Buttarsi a capofitto nei ricordi può bruciare come quando hai una ferita sulle mani e tagli il limone o come quando da piccola cadevi in bicicletta e ti sbucciavi tutte le ginocchia. Poi arrivava la mamma e ti disinfettava, in quel momento vedevi solo le stelle. Guardarsi indietro fa quest’effetto, ma non possiamo evitare di farlo, perché ci rifugiamo in quello che è stato per provare a rivivere le sensazioni di quando eravamo felici. Ci possiamo ricordare di tutto: la malinconia e la gioia delle luci di Natale, quando ti lavi i denti e non sai se mettere lo spazzolino nel suo bicchiere, la Panda manuale che sappiamo essere la vera star di qualsiasi scampagnata. E poi il mare. Per Flavio ricordare il mare significa molto di più del suono delle onde e del colore della sabbia, perché il mare ci lascia senza parole ed è così prezioso che non possiamo sprecarlo.

“Non è colpa mia, se questa luce non ti illumina più dentro casa mia.
Non è colpa tua se questi destri al muro non ci fanno ritornare lì”

La luce che diventa buio, il mare che diventa un centro commerciale.
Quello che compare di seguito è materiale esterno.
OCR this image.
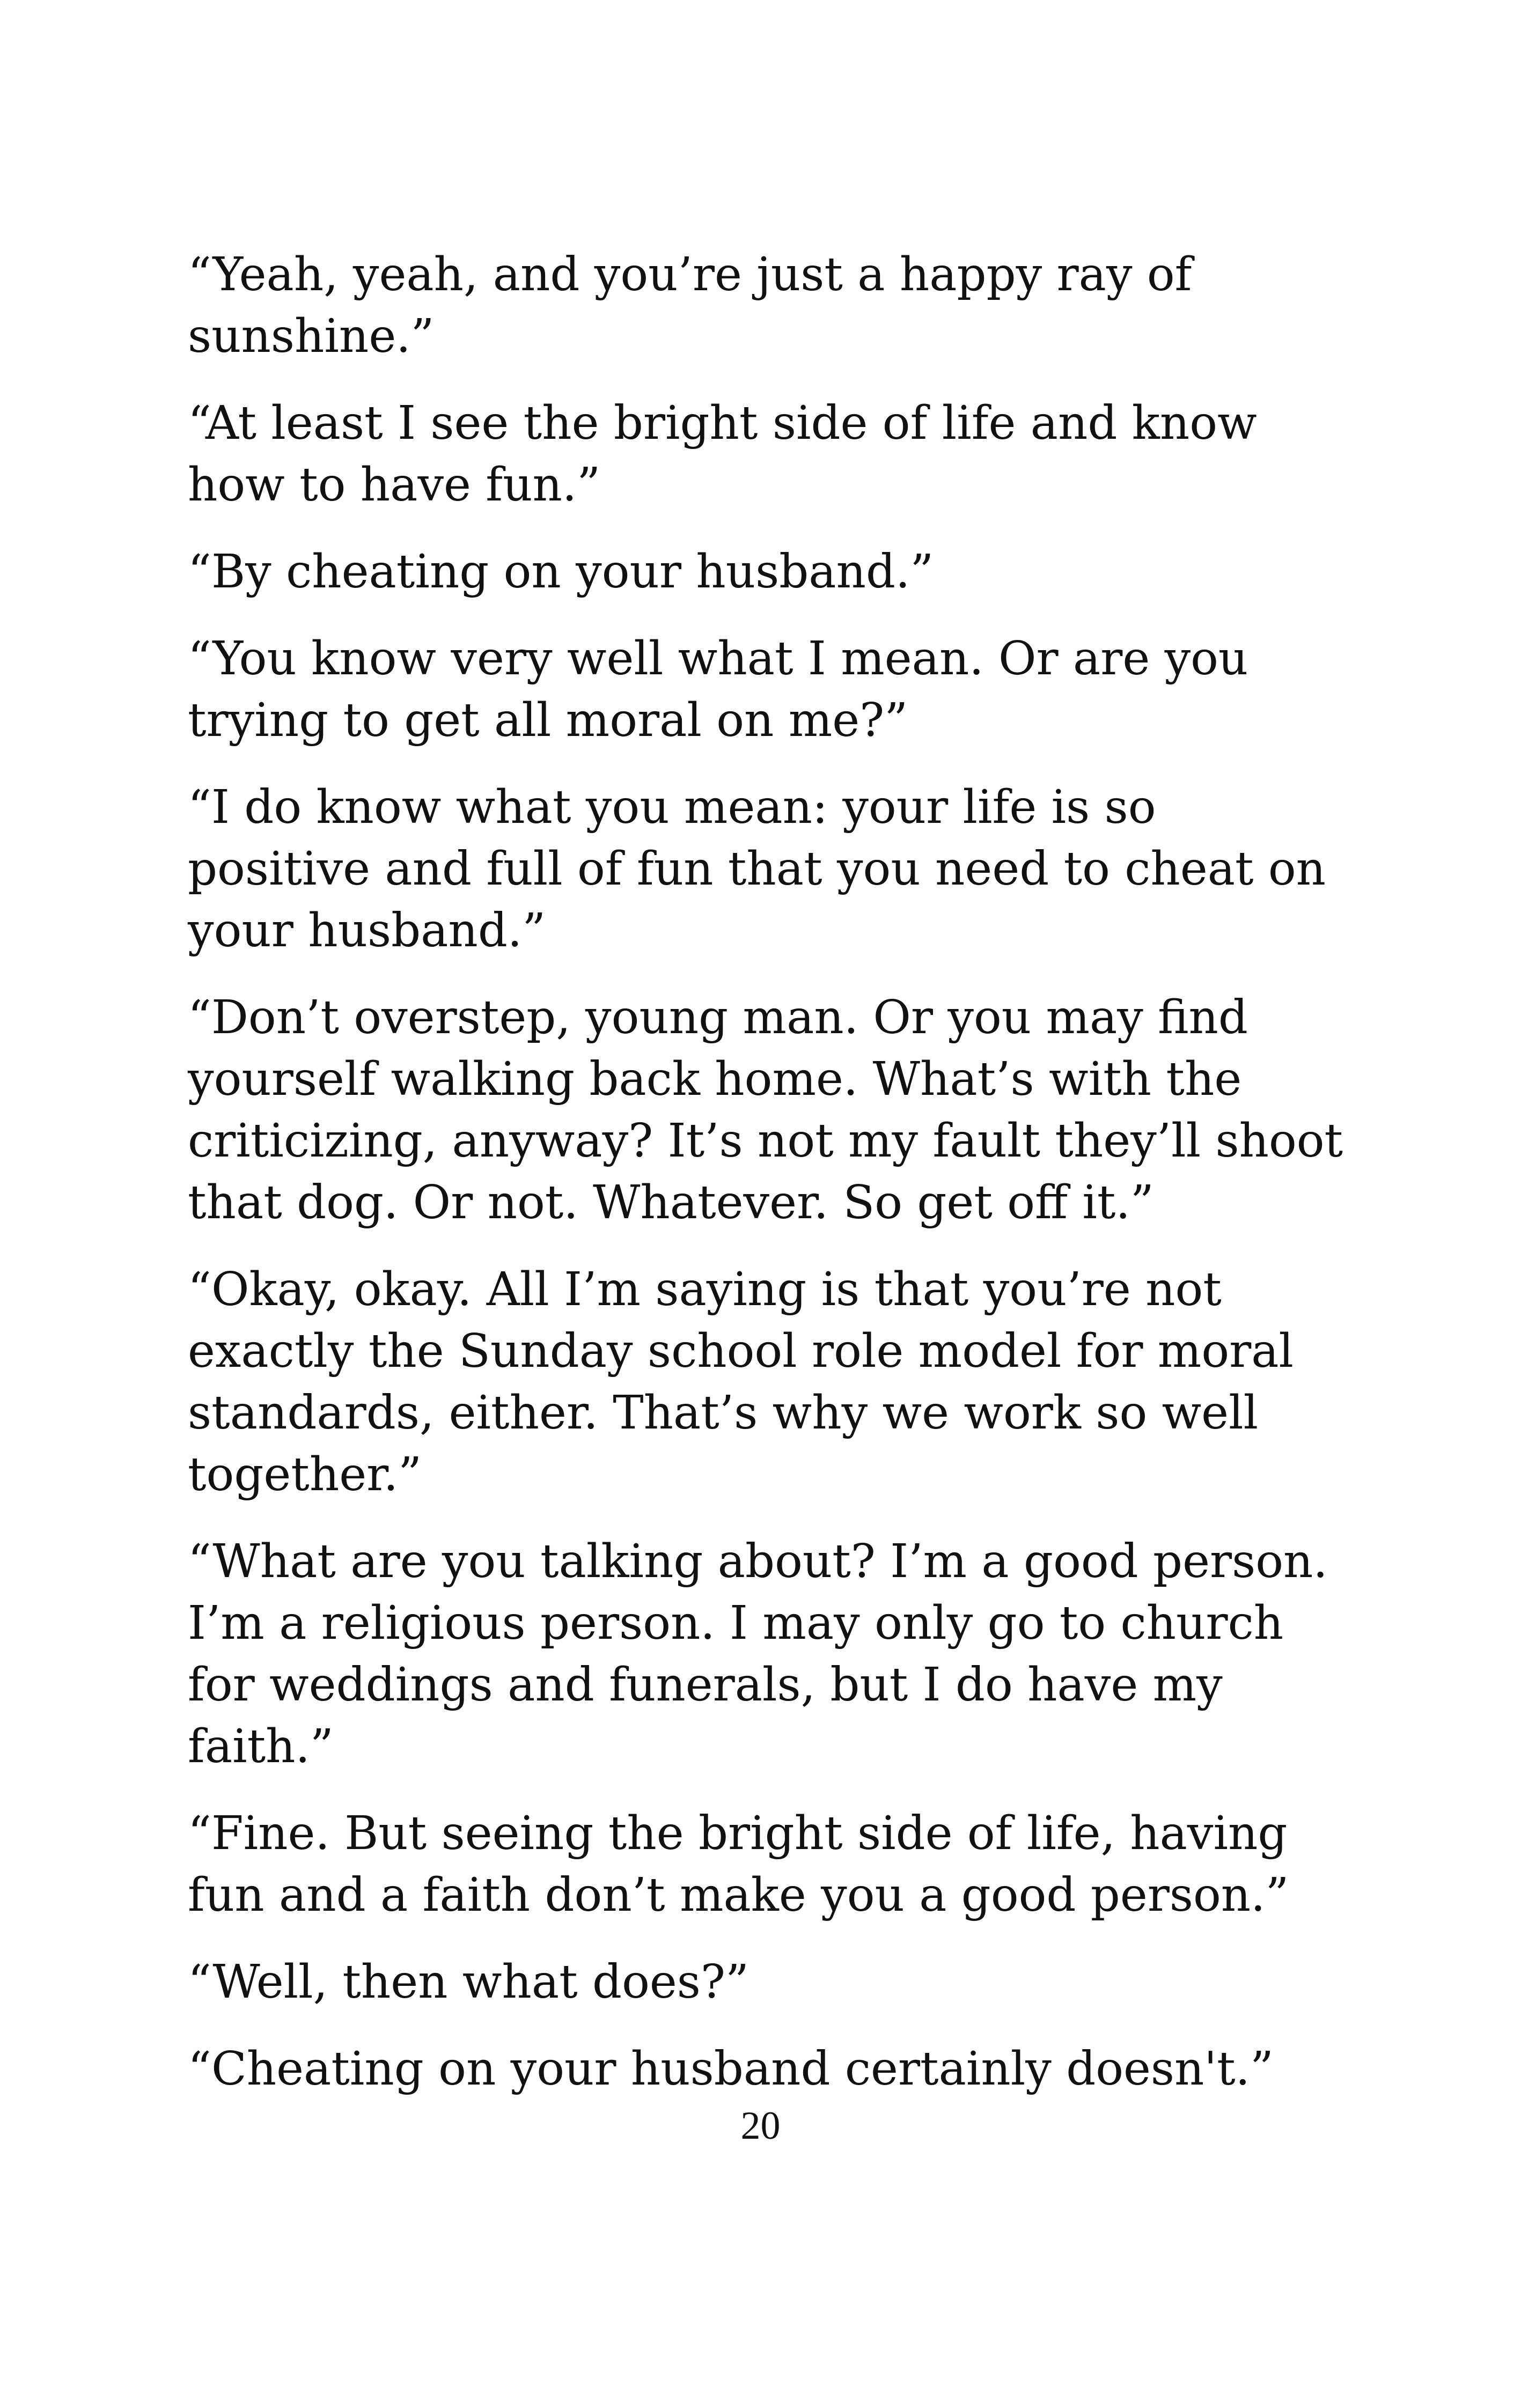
“Yeah, yeah, and you’re just a happy ray of sunshine.”

“At least I see the bright side of life and know how to have fun.”

“By cheating on your husband.”

“You know very well what I mean. Or are you trying to get all moral on me?”

“I do know what you mean: your life is so positive and full of fun that you need to cheat on your husband.”

“Don’t overstep, young man. Or you may find yourself walking back home. What’s with the criticizing, anyway? It’s not my fault they’ll shoot that dog. Or not. Whatever. So get off it.”

“Okay, okay. All I’m saying is that you’re not exactly the Sunday school role model for moral standards, either. That’s why we work so well together.”

“What are you talking about? I’m a good person. I’m a religious person. I may only go to church for weddings and funerals, but I do have my faith.”

“Fine. But seeing the bright side of life, having fun and a faith don’t make you a good person.”

“Well, then what does?”

“Cheating on your husband certainly doesn't.”

20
Una mattina ci svegliamo e ci accorgiamo che quella luce che illuminava la persona per la quale ci saremmo anche gettati nelle fiamme, non c’è più. La tristezza e la delusione lasciano spazio alla rabbia e alla rassegnazione. Quando si costruisce qualcosa, lo si fa sempre in due. “Quei momenti lì” li abbiamo vissuti sempre in due. Non c’è arbitro che decida di chi sia la colpa quando una storia finisce e soprattutto non c’è bilancia che pesi chi dei due stia soffrendo di più.

Quindi raccogliamo le nostre forze ed iniziamo ad andare avanti, perché niente ci riporterà indietro, nemmeno se prendiamo a pugni un muro, nemmeno se prendiamo a pugni i ricordi. E se proprio vogliamo tirare dei destri ma non possiamo, allora mettiamoci le cuffie, facciamo partire questa canzone, alziamo il volume ed iniziamo a cantarla a squarciagola. Dovremo chiedere scusa a chi abita con noi o ai nostri vicini, ma sarà così liberatorio che alla fine ci sembrerà davvero di aver sconfitto il nostro più grande nemico: un cuore spezzato.